The DOT’s Nontraditional and Emerging Transportation Technology Council will work with companies developing and deploying new technologies ranging from autonomous vehicles to hyperloop trains to streamline regulation and speed adoption of new mobility innovations.
A DOT news release says the council will operate as an “internal deliberative body … tasked with identifying and resolving jurisdictional and regulatory gaps that may impede the deployment of new technology.” It says the council already has held its first organizing meeting to address “tunneling technologies seeking various approvals in several states.”
“What’s going on in transportation technology is nothing short of stunning,” Chao says during a SXSW session titled New Initiatives on Emerging Transportation Technologies. She adds that “21st century technology can’t be regulated using 20th century policy.”
The council will establish federal policy jurisdiction when a technology such as hyperloop trains or flying cars don’t fit into existing regulatory classifications among the DOT’s 11 administrations. “As the world changes, traditional silos don’t work for the benefit of the public or innovators,” Chao remarks.

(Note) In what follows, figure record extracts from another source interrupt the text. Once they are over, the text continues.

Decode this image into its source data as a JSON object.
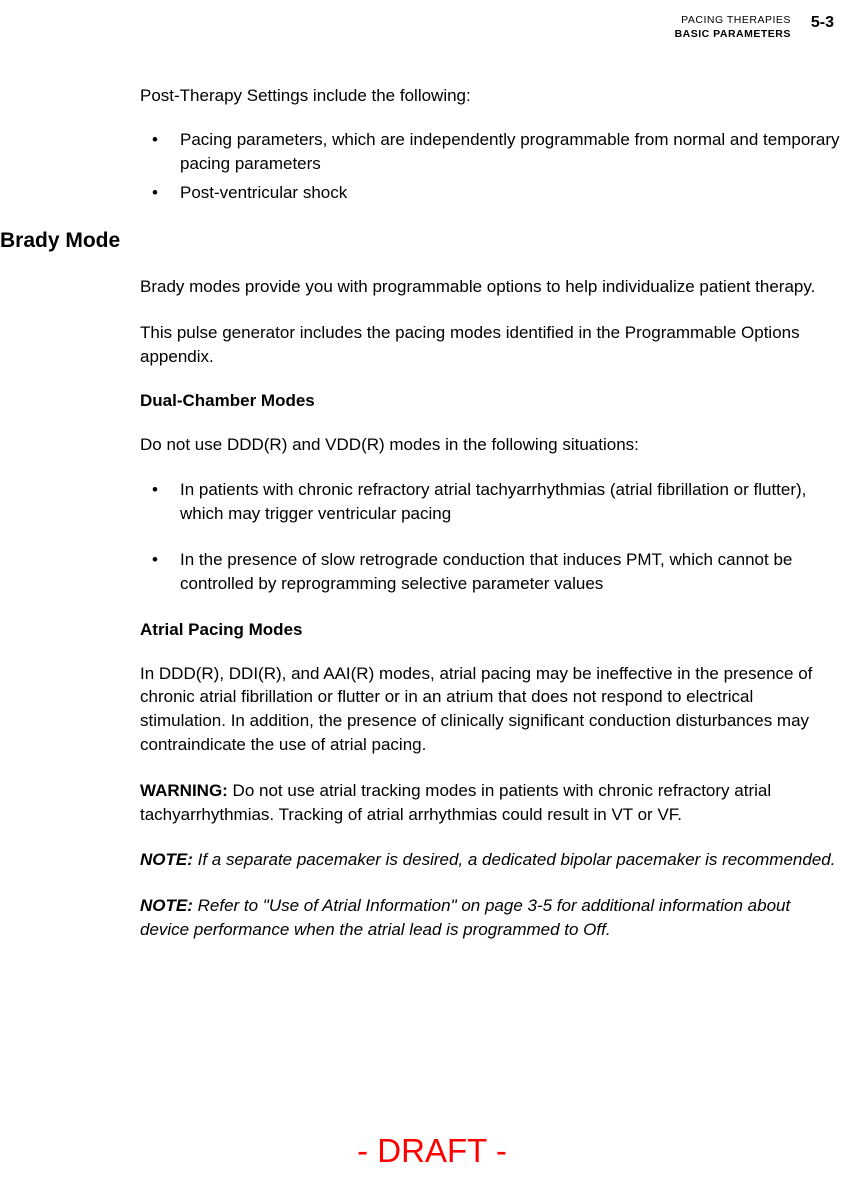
{
  "header": {
    "line1": "PACING THERAPIES",
    "line2": "BASIC PARAMETERS",
    "pageNum": "5-3"
  },
  "intro": "Post-Therapy Settings include the following:",
  "introBullets": [
    "Pacing parameters, which are independently programmable from normal and temporary pacing parameters",
    "Post-ventricular shock"
  ],
  "sectionHeading": "Brady Mode",
  "para1": "Brady modes provide you with programmable options to help individualize patient therapy.",
  "para2": "This pulse generator includes the pacing modes identified in the Programmable Options appendix.",
  "subHeading1": "Dual-Chamber Modes",
  "para3": "Do not use DDD(R) and VDD(R) modes in the following situations:",
  "situationBullets": [
    "In patients with chronic refractory atrial tachyarrhythmias (atrial fibrillation or flutter), which may trigger ventricular pacing",
    "In the presence of slow retrograde conduction that induces PMT, which cannot be controlled by reprogramming selective parameter values"
  ],
  "subHeading2": "Atrial Pacing Modes",
  "para4": "In DDD(R), DDI(R), and AAI(R) modes, atrial pacing may be ineffective in the presence of chronic atrial fibrillation or flutter or in an atrium that does not respond to electrical stimulation. In addition, the presence of clinically significant conduction disturbances may contraindicate the use of atrial pacing.",
  "warningLabel": "WARNING:",
  "warningText": " Do not use atrial tracking modes in patients with chronic refractory atrial tachyarrhythmias. Tracking of atrial arrhythmias could result in VT or VF.",
  "noteLabel": "NOTE:",
  "note1Text": " If a separate pacemaker is desired, a dedicated bipolar pacemaker is recommended.",
  "note2Text": " Refer to \"Use of Atrial Information\" on page 3-5 for additional information about device performance when the atrial lead is programmed to Off.",
  "draft": "- DRAFT -"
}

Chao acknowledges “inventors and investors don’t know which agency to deal with within the DOT – and sometimes the department doesn’t know, either.” Chao describes how it’s unclear, for example, which agency oversees hyperloop technology.
“Is it a rail or transit tunnel?” she asks. “It used to be a train was a train and fit into simple categories.”

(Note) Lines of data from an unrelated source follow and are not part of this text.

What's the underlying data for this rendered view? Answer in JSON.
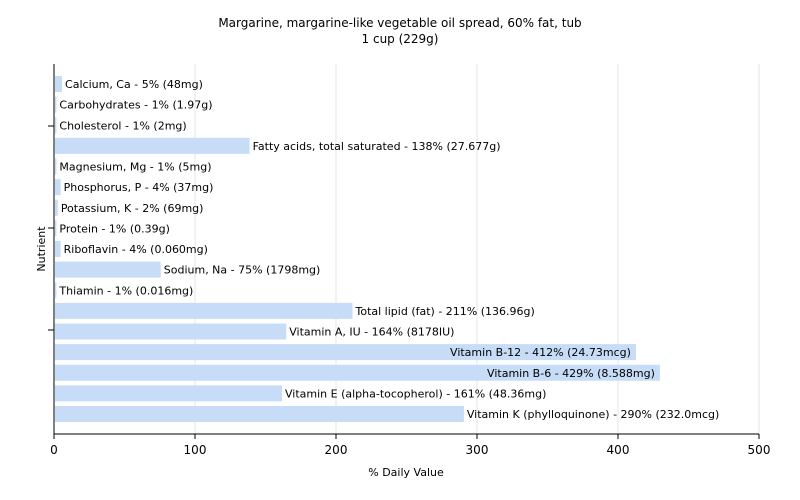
{
  "chart_data": {
    "type": "bar",
    "orientation": "horizontal",
    "title": "Margarine, margarine-like vegetable oil spread, 60% fat, tub",
    "subtitle": "1 cup (229g)",
    "xlabel": "% Daily Value",
    "ylabel": "Nutrient",
    "xlim": [
      0,
      500
    ],
    "xticks": [
      "0",
      "100",
      "200",
      "300",
      "400",
      "500"
    ],
    "grid": true,
    "bar_color": "#c6dcf7",
    "categories": [
      "Calcium, Ca - 5% (48mg)",
      "Carbohydrates - 1% (1.97g)",
      "Cholesterol - 1% (2mg)",
      "Fatty acids, total saturated - 138% (27.677g)",
      "Magnesium, Mg - 1% (5mg)",
      "Phosphorus, P - 4% (37mg)",
      "Potassium, K - 2% (69mg)",
      "Protein - 1% (0.39g)",
      "Riboflavin - 4% (0.060mg)",
      "Sodium, Na - 75% (1798mg)",
      "Thiamin - 1% (0.016mg)",
      "Total lipid (fat) - 211% (136.96g)",
      "Vitamin A, IU - 164% (8178IU)",
      "Vitamin B-12 - 412% (24.73mcg)",
      "Vitamin B-6 - 429% (8.588mg)",
      "Vitamin E (alpha-tocopherol) - 161% (48.36mg)",
      "Vitamin K (phylloquinone) - 290% (232.0mcg)"
    ],
    "values": [
      5,
      1,
      1,
      138,
      1,
      4,
      2,
      1,
      4,
      75,
      1,
      211,
      164,
      412,
      429,
      161,
      290
    ]
  }
}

Similar questions, Chao notes, pertain to air taxis being proposed by Uber and others. “Cross-modal transportation options require a new approach by DOT,” she says. “We need to not approach it ad hoc and make sure not to impede progress.”

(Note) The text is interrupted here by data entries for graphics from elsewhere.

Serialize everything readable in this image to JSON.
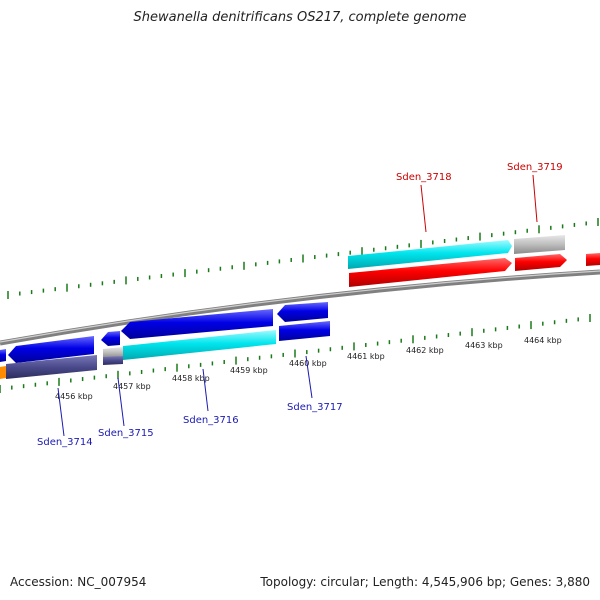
{
  "title": "Shewanella denitrificans OS217, complete genome",
  "footer": {
    "accession": "Accession: NC_007954",
    "summary": "Topology: circular; Length: 4,545,906 bp; Genes: 3,880"
  },
  "colors": {
    "forward_cds": "#ff0000",
    "reverse_cds": "#0000e6",
    "label_forward": "#cc0000",
    "label_reverse": "#1a1ab3",
    "highlight": "#00e5ee",
    "grey": "#bdbdbd",
    "purple": "#4a4a8c",
    "tick": "#1a7a1a"
  },
  "scale_labels": [
    "4456 kbp",
    "4457 kbp",
    "4458 kbp",
    "4459 kbp",
    "4460 kbp",
    "4461 kbp",
    "4462 kbp",
    "4463 kbp",
    "4464 kbp"
  ],
  "gene_labels": [
    {
      "text": "Sden_3714",
      "strand": "reverse"
    },
    {
      "text": "Sden_3715",
      "strand": "reverse"
    },
    {
      "text": "Sden_3716",
      "strand": "reverse"
    },
    {
      "text": "Sden_3717",
      "strand": "reverse"
    },
    {
      "text": "Sden_3718",
      "strand": "forward"
    },
    {
      "text": "Sden_3719",
      "strand": "forward"
    }
  ]
}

The council is designed for developers of new technology to have “a single access point, a one-stop shop for innovators,” Chao says. She also notes many of the companies developing cutting-edge transportation options are startups that don’t take regulation into consideration.
“As they become successful, they realized they need to work with D.C.,” she says. “They need to work with us and we need to work with them.”